As the Dokken frontman recently told the Washington Times, he's seen some over-the-top fans in his day — none more so than the girl who actually climbed over the top of his fence in order to settle a score.

"I had a stalker in 1992 — this Japanese girl who saved up all her money and came to America. She somehow found my house. I had this place with big old Spanish gates and a 10-foot wall," he explained. "I came home from the studio about 7 in the morning, and this Japanese girl was sitting in my driveway waiting for me with a big butcher knife. She actually scaled the wall."

Confused, Dokken asked the girl what she was doing there, and according to him, "She said, 'You lied to me. You lie to your fans. You have children. You’re married. You say you’re this available bachelor.'"

As Dokken tells it, he had children but wasn't married — not that it made any difference in the moment. "She started coming toward me. I backed out the gate, closed it and jumped in my car [and] ran into a cop car a few blocks away. They went to the house, and she was just sitting there with a butcher knife," he recalled. "They got it away from her, put her in the psych ward and shipped her back to Japan."

In a way, that fan's confused state somewhat mirrors the status of the original Dokken lineup, which he refers to as "kind of fractured right now." With bassist Jeff Pilson committed to Foreigner and guitarist George Lynch continually on the outs with Don, the group seems likely to continue working with a revamped lineup for the foreseeable future — not that they haven't tried getting back together.

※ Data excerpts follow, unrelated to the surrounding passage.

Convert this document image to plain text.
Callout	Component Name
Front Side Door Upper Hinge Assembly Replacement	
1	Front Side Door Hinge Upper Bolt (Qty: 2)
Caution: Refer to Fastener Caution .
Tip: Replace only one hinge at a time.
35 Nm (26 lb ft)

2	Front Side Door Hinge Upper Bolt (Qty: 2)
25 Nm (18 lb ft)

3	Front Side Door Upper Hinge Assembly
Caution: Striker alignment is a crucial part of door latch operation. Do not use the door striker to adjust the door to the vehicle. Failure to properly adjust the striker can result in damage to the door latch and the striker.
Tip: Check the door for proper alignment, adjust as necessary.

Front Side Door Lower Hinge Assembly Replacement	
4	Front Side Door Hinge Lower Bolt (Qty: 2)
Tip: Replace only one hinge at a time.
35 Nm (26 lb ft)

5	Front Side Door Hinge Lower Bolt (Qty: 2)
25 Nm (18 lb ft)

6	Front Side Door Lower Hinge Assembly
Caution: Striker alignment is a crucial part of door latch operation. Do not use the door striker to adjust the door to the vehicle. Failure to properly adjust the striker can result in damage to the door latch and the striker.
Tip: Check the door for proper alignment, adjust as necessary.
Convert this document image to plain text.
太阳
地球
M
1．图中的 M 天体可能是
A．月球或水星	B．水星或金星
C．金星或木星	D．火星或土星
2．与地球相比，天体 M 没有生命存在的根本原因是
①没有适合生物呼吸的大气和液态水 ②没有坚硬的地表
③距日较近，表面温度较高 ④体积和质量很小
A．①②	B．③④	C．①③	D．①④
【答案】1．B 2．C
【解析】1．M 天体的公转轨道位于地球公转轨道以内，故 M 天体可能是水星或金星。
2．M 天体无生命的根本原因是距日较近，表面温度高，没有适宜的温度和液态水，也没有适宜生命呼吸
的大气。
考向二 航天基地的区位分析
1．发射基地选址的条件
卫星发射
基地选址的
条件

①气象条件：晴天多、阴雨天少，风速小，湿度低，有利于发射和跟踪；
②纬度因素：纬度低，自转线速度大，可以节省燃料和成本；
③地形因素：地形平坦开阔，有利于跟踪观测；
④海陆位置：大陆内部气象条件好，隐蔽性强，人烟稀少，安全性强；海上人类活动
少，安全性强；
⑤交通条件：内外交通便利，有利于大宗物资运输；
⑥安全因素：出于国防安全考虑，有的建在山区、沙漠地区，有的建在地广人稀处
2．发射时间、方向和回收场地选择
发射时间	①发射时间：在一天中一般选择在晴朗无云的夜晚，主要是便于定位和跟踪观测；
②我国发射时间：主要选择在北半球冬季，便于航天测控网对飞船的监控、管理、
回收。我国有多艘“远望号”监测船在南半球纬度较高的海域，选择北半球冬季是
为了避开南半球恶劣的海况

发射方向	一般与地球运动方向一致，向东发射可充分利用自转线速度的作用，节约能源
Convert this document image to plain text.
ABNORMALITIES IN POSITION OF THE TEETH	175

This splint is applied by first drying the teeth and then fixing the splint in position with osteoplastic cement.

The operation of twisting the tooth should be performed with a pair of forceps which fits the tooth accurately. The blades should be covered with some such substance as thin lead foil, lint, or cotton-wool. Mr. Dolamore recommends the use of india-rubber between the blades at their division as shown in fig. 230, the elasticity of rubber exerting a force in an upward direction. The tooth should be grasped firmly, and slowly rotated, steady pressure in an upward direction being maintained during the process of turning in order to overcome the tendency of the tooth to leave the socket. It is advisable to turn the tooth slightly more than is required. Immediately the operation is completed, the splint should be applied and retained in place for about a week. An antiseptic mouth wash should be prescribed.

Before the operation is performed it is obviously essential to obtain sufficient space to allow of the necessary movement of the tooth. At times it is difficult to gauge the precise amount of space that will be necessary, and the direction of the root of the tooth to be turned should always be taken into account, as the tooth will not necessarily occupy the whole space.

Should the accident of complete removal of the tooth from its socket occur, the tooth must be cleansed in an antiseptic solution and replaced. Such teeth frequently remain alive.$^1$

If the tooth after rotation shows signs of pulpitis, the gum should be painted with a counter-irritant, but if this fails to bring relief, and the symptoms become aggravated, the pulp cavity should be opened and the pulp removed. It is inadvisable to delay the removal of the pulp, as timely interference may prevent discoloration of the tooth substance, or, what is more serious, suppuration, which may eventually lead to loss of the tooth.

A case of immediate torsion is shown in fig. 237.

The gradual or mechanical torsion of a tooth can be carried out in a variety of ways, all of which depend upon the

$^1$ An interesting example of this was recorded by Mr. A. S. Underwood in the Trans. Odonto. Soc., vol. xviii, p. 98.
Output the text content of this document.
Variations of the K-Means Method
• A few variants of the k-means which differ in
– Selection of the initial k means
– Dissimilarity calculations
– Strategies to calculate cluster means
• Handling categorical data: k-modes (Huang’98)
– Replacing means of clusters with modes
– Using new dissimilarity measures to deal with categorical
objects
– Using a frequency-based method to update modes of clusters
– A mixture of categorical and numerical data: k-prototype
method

"We’ve been talking for years now. The fans have been begging us to get back together. A while back, we all met. What a meeting," he recalled, saying that the group "banged out three brand-new songs" in Pilson's studio, but were ultimately unable to make the scheduling work.

As for the long-running feud between himself and Lynch, Dokken says he figured it out during the band's 1995 tour: "Every time I talked to the audience, he would make these little noises with [his] guitar like a child. I said, 'What is the problem? What can I do to make this work?' He pointed at the 20-foot backdrop hanging behind that read 'Dokken' and said, 'That’s the problem. The name.' It’s my name, but it’s also the band’s name. Nothing you can do about it."